I listed the Levitt and Lifson (3) 1969 and the McCammon et al. (11) MD simulation as two of the 12 key events in technological innovations in studying the folding of proteins (9). The Karplus and colleagues paper ended with a section: “It is most important to have available detailed tests of the dynamic simulation.” This was where our paths crossed again and I could become part of a confederation between experimentalists and theoreticians. Warshel et al. used an experiment of mine on the energetics of the salt bridge in chymotrypsin to benchmark electrostatic simulations (12). The advent of protein engineering allowed Martin Karplus to calibrate his program CHARMM by simulating the energetics of the mutational energies we had measured on the protein barnase. Valerie Daggett and Levitt performed the first atomistic simulation of protein unfolding in 1992, using Levitt’s program ENCAD (13). This coincided with my introduction of ϕ-value analysis for the experimental near-atomistic analysis of protein folding/unfolding transition states. So began a long collaboration between Daggett and me, combining simulation with experiment, fathered by Levitt.

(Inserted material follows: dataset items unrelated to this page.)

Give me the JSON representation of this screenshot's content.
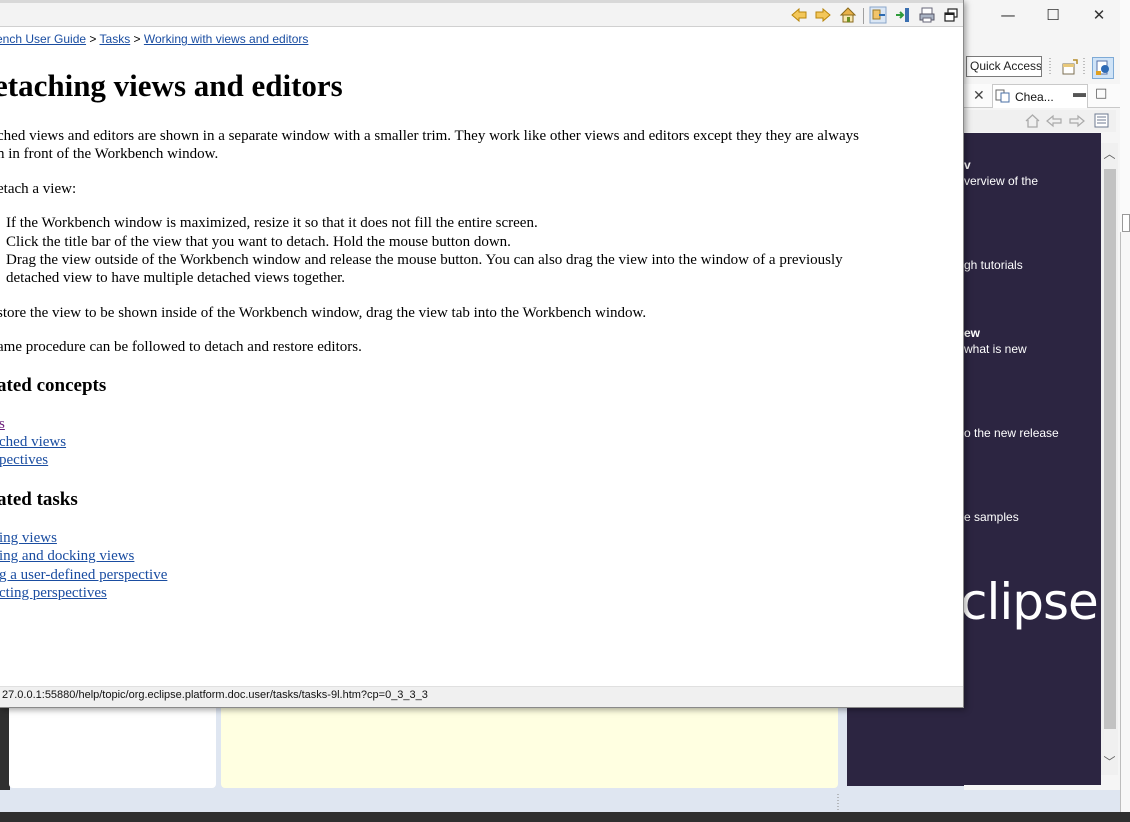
{
  "help": {
    "breadcrumb": {
      "guide": "ench User Guide",
      "sep1": " > ",
      "tasks": "Tasks",
      "sep2": " > ",
      "current": "Working with views and editors"
    },
    "title": "etaching views and editors",
    "intro_line1": "ched views and editors are shown in a separate window with a smaller trim. They work like other views and editors except they they are always",
    "intro_line2": "n in front of the Workbench window.",
    "detach_lead": "etach a view:",
    "steps": [
      "If the Workbench window is maximized, resize it so that it does not fill the entire screen.",
      "Click the title bar of the view that you want to detach. Hold the mouse button down.",
      "Drag the view outside of the Workbench window and release the mouse button. You can also drag the view into the window of a previously",
      "detached view to have multiple detached views together."
    ],
    "restore": "store the view to be shown inside of the Workbench window, drag the view tab into the Workbench window.",
    "same_procedure": "ame procedure can be followed to detach and restore editors.",
    "related_concepts_heading": "ated concepts",
    "related_concepts": [
      "s",
      "ched views",
      "pectives"
    ],
    "related_tasks_heading": "ated tasks",
    "related_tasks": [
      "ing views",
      "ing and docking views",
      "g a user-defined perspective",
      "cting perspectives"
    ],
    "status_url": "27.0.0.1:55880/help/topic/org.eclipse.platform.doc.user/tasks/tasks-9l.htm?cp=0_3_3_3",
    "toolbar_icons": [
      "back-icon",
      "forward-icon",
      "home-icon",
      "show-in-toc-icon",
      "bookmark-icon",
      "print-icon",
      "maximize-icon"
    ]
  },
  "workbench": {
    "quick_access": "Quick Access",
    "cheat_tab_label": "Chea...",
    "window_controls": [
      "—",
      "☐",
      "✕"
    ],
    "welcome_items": [
      {
        "text": "v",
        "bold": true
      },
      {
        "text": "verview of the",
        "bold": false
      },
      {
        "text": "gh tutorials",
        "bold": false
      },
      {
        "text": "ew",
        "bold": true
      },
      {
        "text": "what is new",
        "bold": false
      },
      {
        "text": "o the new release",
        "bold": false
      },
      {
        "text": "e samples",
        "bold": false
      }
    ],
    "logo_text": "clipse"
  },
  "colors": {
    "link": "#1a4da1",
    "visited_link": "#6b1d7b",
    "welcome_bg": "#2c2541",
    "tooltip_bg": "#ffffe1"
  }
}
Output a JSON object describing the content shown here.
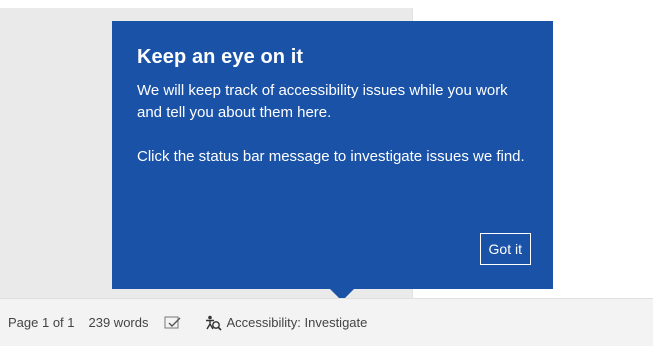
{
  "callout": {
    "title": "Keep an eye on it",
    "paragraph1": "We will keep track of accessibility issues while you work and tell you about them here.",
    "paragraph2": "Click the status bar message to investigate issues we find.",
    "button_label": "Got it"
  },
  "status_bar": {
    "page_count": "Page 1 of 1",
    "word_count": "239 words",
    "proofing_icon": "proofing-check-icon",
    "accessibility_icon": "accessibility-icon",
    "accessibility_label": "Accessibility: Investigate"
  },
  "colors": {
    "callout_background": "#1a52a8",
    "status_bar_background": "#f3f3f3",
    "canvas_background": "#eaeaea"
  }
}
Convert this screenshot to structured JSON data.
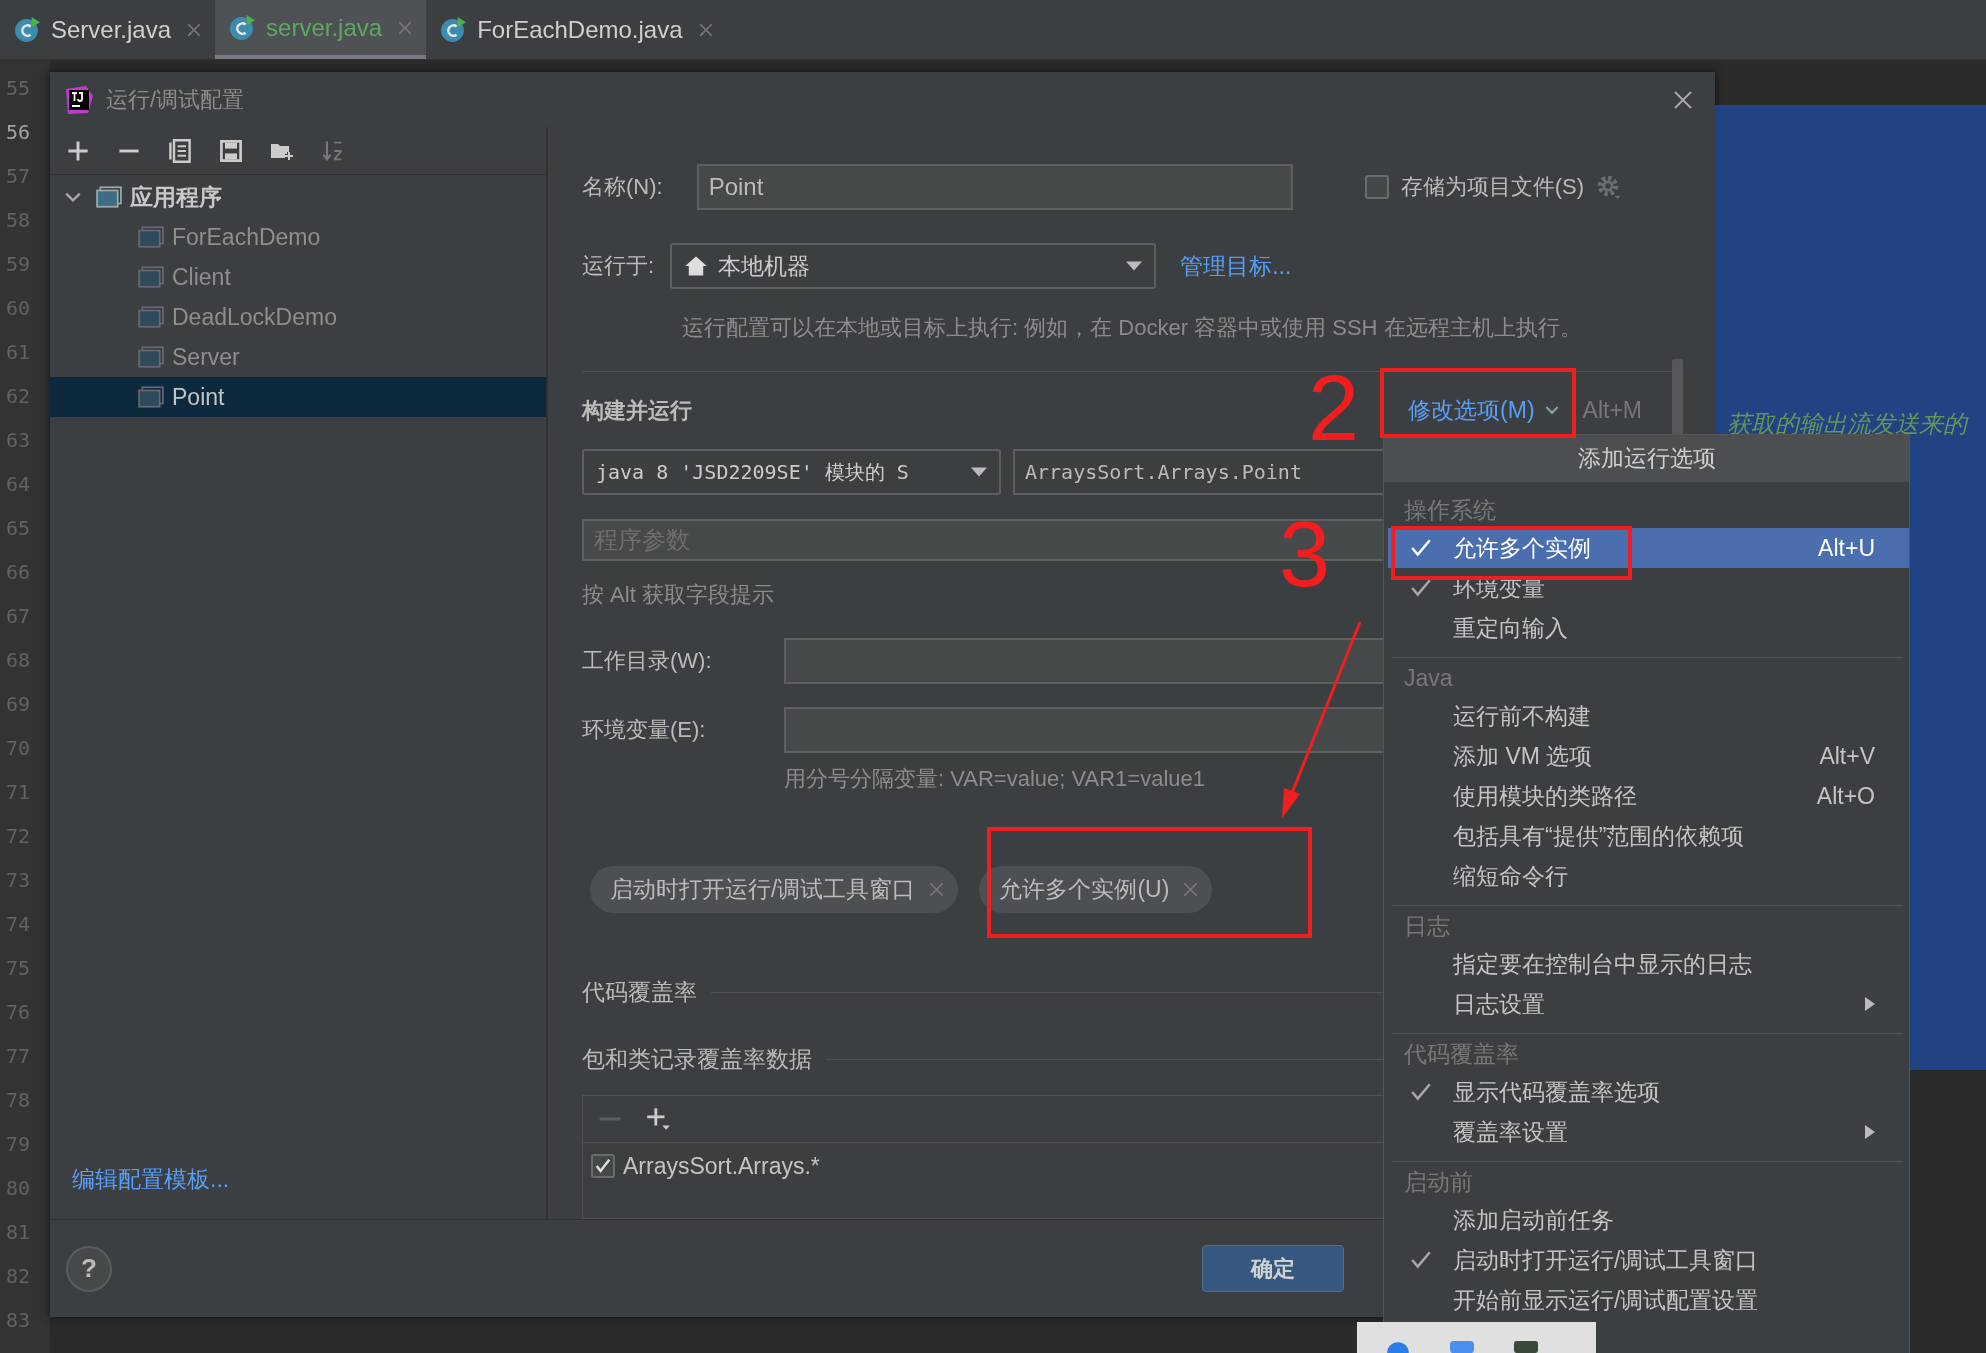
{
  "editor_tabs": [
    {
      "label": "Server.java",
      "selected": false
    },
    {
      "label": "server.java",
      "selected": true
    },
    {
      "label": "ForEachDemo.java",
      "selected": false
    }
  ],
  "line_numbers": [
    {
      "number": "55",
      "current": false
    },
    {
      "number": "56",
      "current": true
    },
    {
      "number": "57",
      "current": false
    },
    {
      "number": "58",
      "current": false
    },
    {
      "number": "59",
      "current": false
    },
    {
      "number": "60",
      "current": false
    },
    {
      "number": "61",
      "current": false
    },
    {
      "number": "62",
      "current": false
    },
    {
      "number": "63",
      "current": false
    },
    {
      "number": "64",
      "current": false
    },
    {
      "number": "65",
      "current": false
    },
    {
      "number": "66",
      "current": false
    },
    {
      "number": "67",
      "current": false
    },
    {
      "number": "68",
      "current": false
    },
    {
      "number": "69",
      "current": false
    },
    {
      "number": "70",
      "current": false
    },
    {
      "number": "71",
      "current": false
    },
    {
      "number": "72",
      "current": false
    },
    {
      "number": "73",
      "current": false
    },
    {
      "number": "74",
      "current": false
    },
    {
      "number": "75",
      "current": false
    },
    {
      "number": "76",
      "current": false
    },
    {
      "number": "77",
      "current": false
    },
    {
      "number": "78",
      "current": false
    },
    {
      "number": "79",
      "current": false
    },
    {
      "number": "80",
      "current": false
    },
    {
      "number": "81",
      "current": false
    },
    {
      "number": "82",
      "current": false
    },
    {
      "number": "83",
      "current": false
    }
  ],
  "editor_comment": "获取的输出流发送来的",
  "dialog": {
    "title": "运行/调试配置",
    "tree": {
      "label": "应用程序",
      "expanded": true,
      "children": [
        {
          "label": "ForEachDemo",
          "selected": false
        },
        {
          "label": "Client",
          "selected": false
        },
        {
          "label": "DeadLockDemo",
          "selected": false
        },
        {
          "label": "Server",
          "selected": false
        },
        {
          "label": "Point",
          "selected": true
        }
      ]
    },
    "edit_templates_link": "编辑配置模板...",
    "name_label": "名称(N):",
    "name_value": "Point",
    "store_checkbox": {
      "label": "存储为项目文件(S)",
      "checked": false
    },
    "run_on_label": "运行于:",
    "run_on_value": "本地机器",
    "manage_targets_link": "管理目标...",
    "run_on_hint": "运行配置可以在本地或目标上执行: 例如，在 Docker 容器中或使用 SSH 在远程主机上执行。",
    "build_run_title": "构建并运行",
    "modify_options": {
      "label": "修改选项(M)",
      "shortcut": "Alt+M"
    },
    "jdk_select": "java 8 'JSD2209SE' 模块的 S",
    "main_class": "ArraysSort.Arrays.Point",
    "program_args_placeholder": "程序参数",
    "alt_hint": "按 Alt 获取字段提示",
    "workdir_label": "工作目录(W):",
    "env_label": "环境变量(E):",
    "env_hint": "用分号分隔变量: VAR=value; VAR1=value1",
    "option_chips": [
      "启动时打开运行/调试工具窗口",
      "允许多个实例(U)"
    ],
    "coverage_title": "代码覆盖率",
    "coverage_subtitle": "包和类记录覆盖率数据",
    "coverage_patterns": [
      {
        "pattern": "ArraysSort.Arrays.*",
        "checked": true
      }
    ],
    "ok_button": "确定",
    "help_button": "?"
  },
  "popup": {
    "title": "添加运行选项",
    "sections": [
      {
        "title": "操作系统",
        "items": [
          {
            "label": "允许多个实例",
            "checked": true,
            "selected": true,
            "shortcut": "Alt+U",
            "submenu": false
          },
          {
            "label": "环境变量",
            "checked": true,
            "selected": false,
            "submenu": false
          },
          {
            "label": "重定向输入",
            "checked": false,
            "selected": false,
            "submenu": false
          }
        ]
      },
      {
        "title": "Java",
        "items": [
          {
            "label": "运行前不构建",
            "checked": false,
            "selected": false,
            "submenu": false
          },
          {
            "label": "添加 VM 选项",
            "checked": false,
            "selected": false,
            "shortcut": "Alt+V",
            "submenu": false
          },
          {
            "label": "使用模块的类路径",
            "checked": false,
            "selected": false,
            "shortcut": "Alt+O",
            "submenu": false
          },
          {
            "label": "包括具有“提供”范围的依赖项",
            "checked": false,
            "selected": false,
            "submenu": false
          },
          {
            "label": "缩短命令行",
            "checked": false,
            "selected": false,
            "submenu": false
          }
        ]
      },
      {
        "title": "日志",
        "items": [
          {
            "label": "指定要在控制台中显示的日志",
            "checked": false,
            "selected": false,
            "submenu": false
          },
          {
            "label": "日志设置",
            "checked": false,
            "selected": false,
            "submenu": true
          }
        ]
      },
      {
        "title": "代码覆盖率",
        "items": [
          {
            "label": "显示代码覆盖率选项",
            "checked": true,
            "selected": false,
            "submenu": false
          },
          {
            "label": "覆盖率设置",
            "checked": false,
            "selected": false,
            "submenu": true
          }
        ]
      },
      {
        "title": "启动前",
        "items": [
          {
            "label": "添加启动前任务",
            "checked": false,
            "selected": false,
            "submenu": false
          },
          {
            "label": "启动时打开运行/调试工具窗口",
            "checked": true,
            "selected": false,
            "submenu": false
          },
          {
            "label": "开始前显示运行/调试配置设置",
            "checked": false,
            "selected": false,
            "submenu": false
          }
        ]
      }
    ]
  },
  "annotations": [
    "2",
    "3"
  ]
}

On a personal note of pride, but with a continuing message, I am Master of a Cambridge College, Gonville and Caius, whose members are numbered in the hundreds, as well as my being at LMB. We elect a few research fellows each year toward the end of their PhD so they can do independent postdoctoral work in the sciences and the humanities. Four have gone on to win Nobel Prizes, including Roger Tsien, and now Michael Levitt. And we did have Francis Crick as a mature graduate student. The message is, we must allow scientists to be independent when they are young and not wait until they are in their 30s and 40s for their first independent grants. To me, all three of this year's winners deserved their Nobel Prizes just for their earlier work, and have taken it to even greater heights since. The prize is a triumph for youth. Martin Karplus earned his PhD at an age when many are just starting it. Michael Levitt and Arieh Warshel showed what young scientists can achieve in a laboratory that fosters talent and independence.